In the warm sunshine and with a clear sky above them they seemed to have no need of a house, but all of them knew how quickly the weather could change in the great valley. It would be hard to stand a fierce storm on the oasis, and one of the secrets of the great and continued success of the five was to prepare for every emergency of which they could think.

Long practice had given them high skill, and four of them set to work with their tomahawks to build a hut of bark and poles, working swiftly, dextrously and mostly in silence, while Silent Tom went back to the fishing. They toiled that day and at least half the night with poles and bark, and by noon the next day they had finished a little cabin, which they were sure would hold, with the aid of the great trees, against anything. It had a floor of poles smoothed with dead leaves, one small window and a low door, over which they purposed to hang blankets if a blowing rain came.
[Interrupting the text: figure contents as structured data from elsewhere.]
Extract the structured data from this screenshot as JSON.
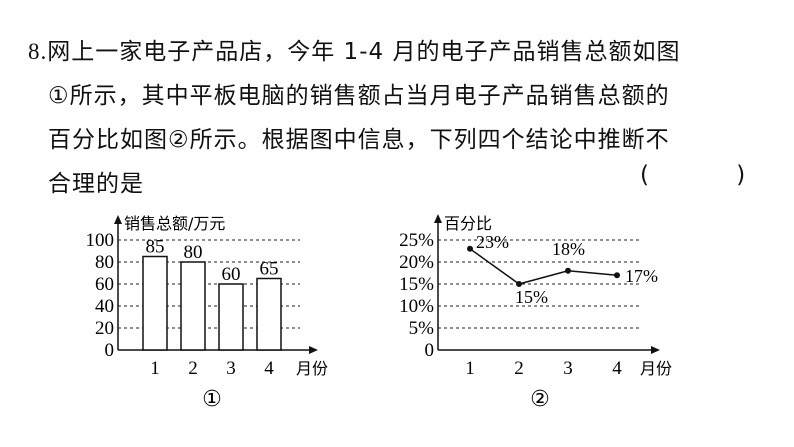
{
  "question": {
    "number": "8.",
    "line1": "网上一家电子产品店，今年 1-4 月的电子产品销售总额如图",
    "line2": "①所示，其中平板电脑的销售额占当月电子产品销售总额的",
    "line3": "百分比如图②所示。根据图中信息，下列四个结论中推断不",
    "line4": "合理的是",
    "answer_paren": "( )"
  },
  "chart_data": [
    {
      "type": "bar",
      "caption": "①",
      "ylabel": "销售总额/万元",
      "xlabel": "月份",
      "categories": [
        "1",
        "2",
        "3",
        "4"
      ],
      "values": [
        85,
        80,
        60,
        65
      ],
      "yticks": [
        "0",
        "20",
        "40",
        "60",
        "80",
        "100"
      ],
      "ylim": [
        0,
        100
      ],
      "grid": "dashed horizontal",
      "bar_color": "#ffffff"
    },
    {
      "type": "line",
      "caption": "②",
      "ylabel": "百分比",
      "xlabel": "月份",
      "categories": [
        "1",
        "2",
        "3",
        "4"
      ],
      "values": [
        23,
        15,
        18,
        17
      ],
      "value_labels": [
        "23%",
        "15%",
        "18%",
        "17%"
      ],
      "yticks": [
        "0",
        "5%",
        "10%",
        "15%",
        "20%",
        "25%"
      ],
      "ylim": [
        0,
        25
      ],
      "grid": "dashed horizontal"
    }
  ]
}
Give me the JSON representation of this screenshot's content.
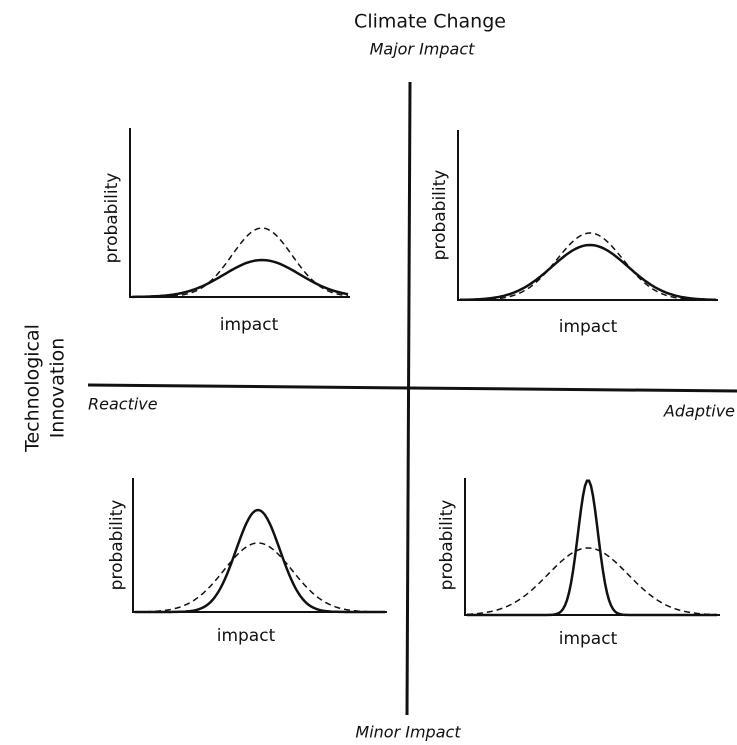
{
  "title": "Climate Change",
  "axes": {
    "top": "Major Impact",
    "bottom": "Minor Impact",
    "left": "Reactive",
    "right": "Adaptive",
    "side": [
      "Technological",
      "Innovation"
    ]
  },
  "panels": [
    {
      "y_label": "probability",
      "x_label": "impact"
    },
    {
      "y_label": "probability",
      "x_label": "impact"
    },
    {
      "y_label": "probability",
      "x_label": "impact"
    },
    {
      "y_label": "probability",
      "x_label": "impact"
    }
  ]
}
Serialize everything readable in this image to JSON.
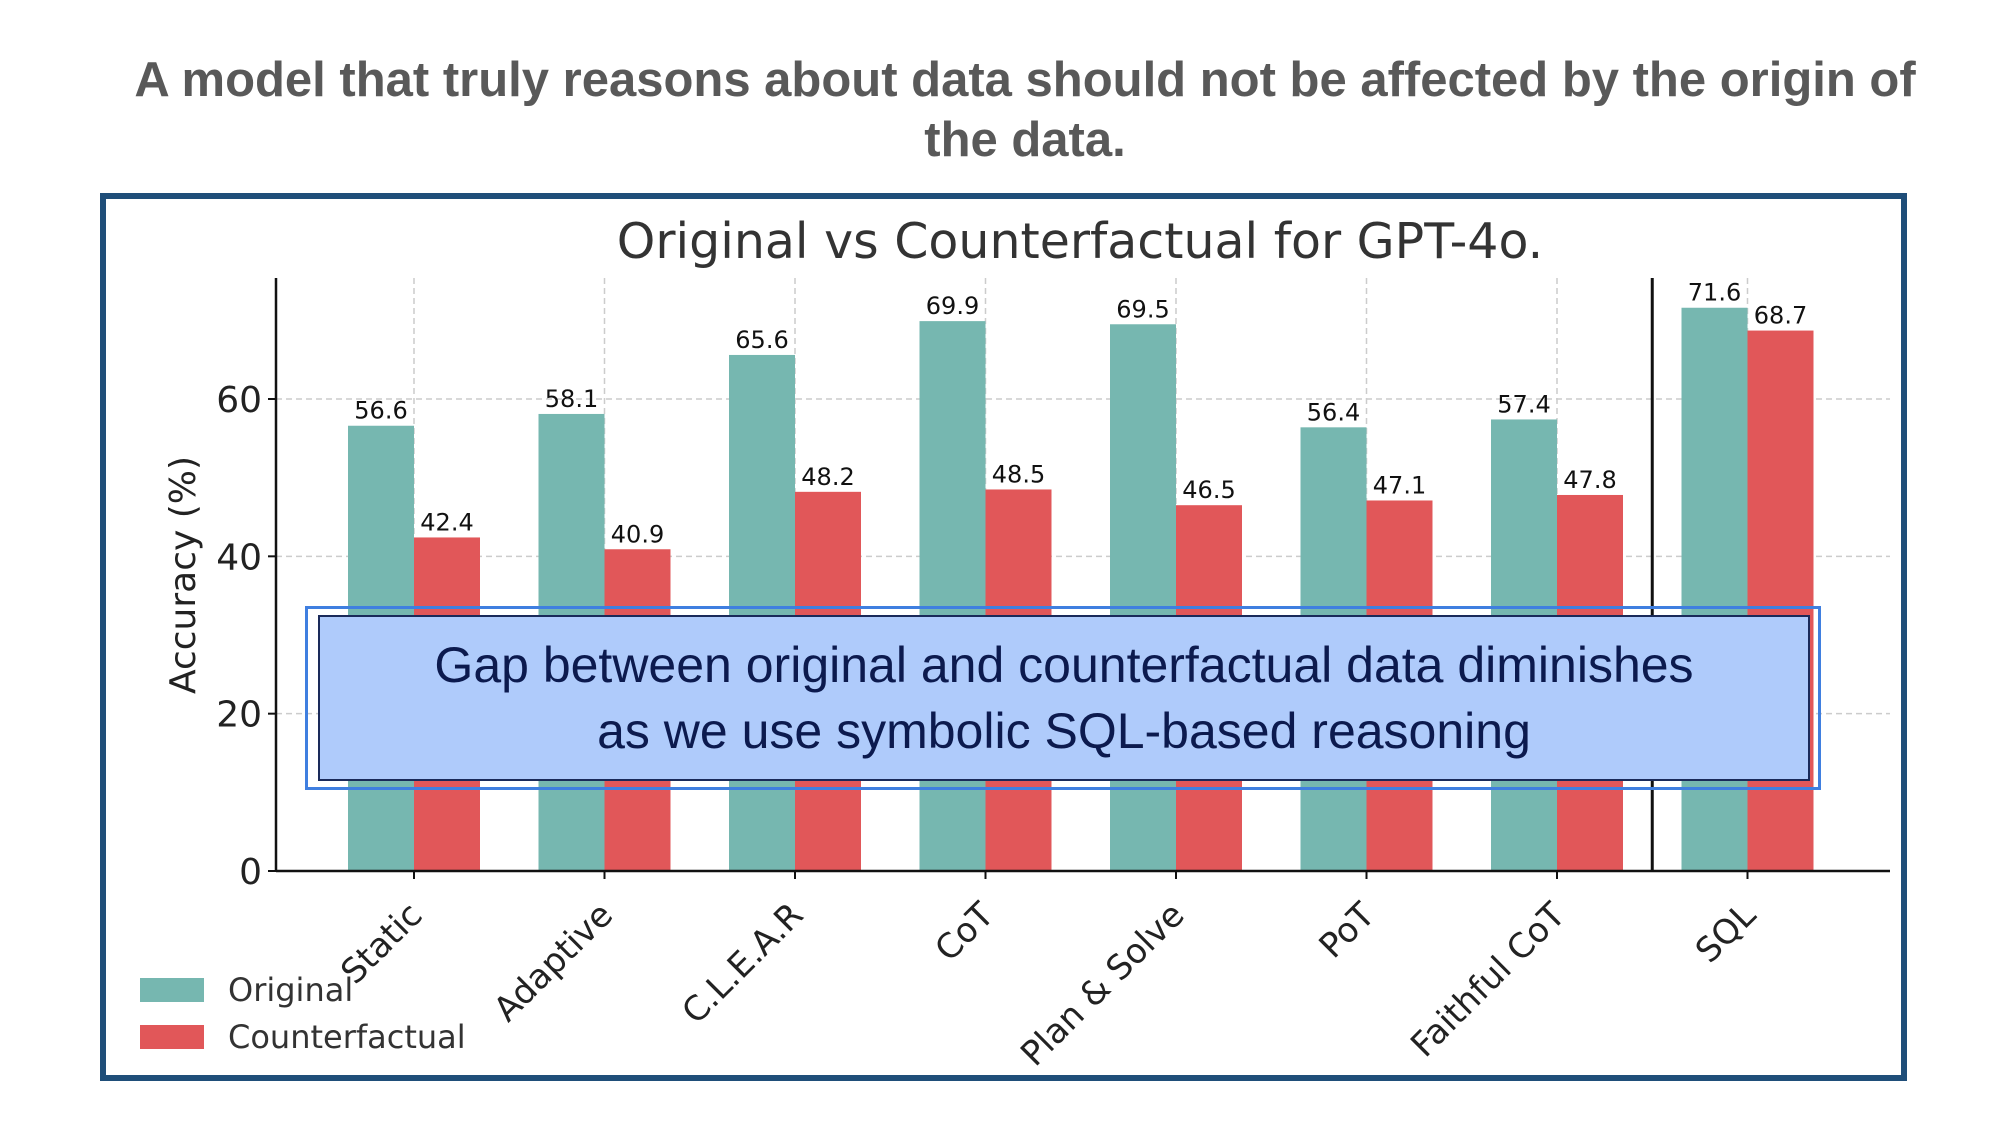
{
  "slide": {
    "heading": "A model that truly reasons about data should not be affected by the origin of the data."
  },
  "callout": {
    "text": "Gap between original and counterfactual data diminishes\nas we use symbolic SQL-based reasoning"
  },
  "colors": {
    "original": "#76b7b0",
    "counterfactual": "#e15759",
    "frame": "#1f4e79",
    "callout_fill": "#afcbfb",
    "callout_border": "#3f7fe0",
    "heading": "#595959"
  },
  "chart_data": {
    "type": "bar",
    "title": "Original vs Counterfactual for GPT-4o.",
    "xlabel": "",
    "ylabel": "Accuracy (%)",
    "ylim": [
      0,
      75
    ],
    "yticks": [
      0,
      20,
      40,
      60
    ],
    "grid": true,
    "legend_position": "bottom-left",
    "categories": [
      "Static",
      "Adaptive",
      "C.L.E.A.R",
      "CoT",
      "Plan & Solve",
      "PoT",
      "Faithful CoT",
      "SQL"
    ],
    "series": [
      {
        "name": "Original",
        "values": [
          56.6,
          58.1,
          65.6,
          69.9,
          69.5,
          56.4,
          57.4,
          71.6
        ]
      },
      {
        "name": "Counterfactual",
        "values": [
          42.4,
          40.9,
          48.2,
          48.5,
          46.5,
          47.1,
          47.8,
          68.7
        ]
      }
    ],
    "separator_before": "SQL"
  }
}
Throughout their hard labors they had an abundance of fish, but nothing else, and they not only began to long for other food, but health demanded it as well.

“Ef Long Jim Hart offers fish to me, ag’in,” said the shiftless one, “I’ll take it an’ cram it down his own throat.”

“And then how’ll you live?” asked Paul.

“I think I’ll take Long Jim hisself an’ eat him, beginnin’ at his head, which is the softest part o’ him.”

“Now that the cabin is done,” said Henry, “maybe we can devote some attention to hunting.”

“Huntin’ in black mud that’ll suck you down to your waist in a second?” said Shif’less Sol.

“I think I might find a pathway on the other side of the stream, and this swamp ought to hold a lot of game. Bears love swamps, and I might run across a deer.”

“Would the Indians hear you if you fired?” asked Paul.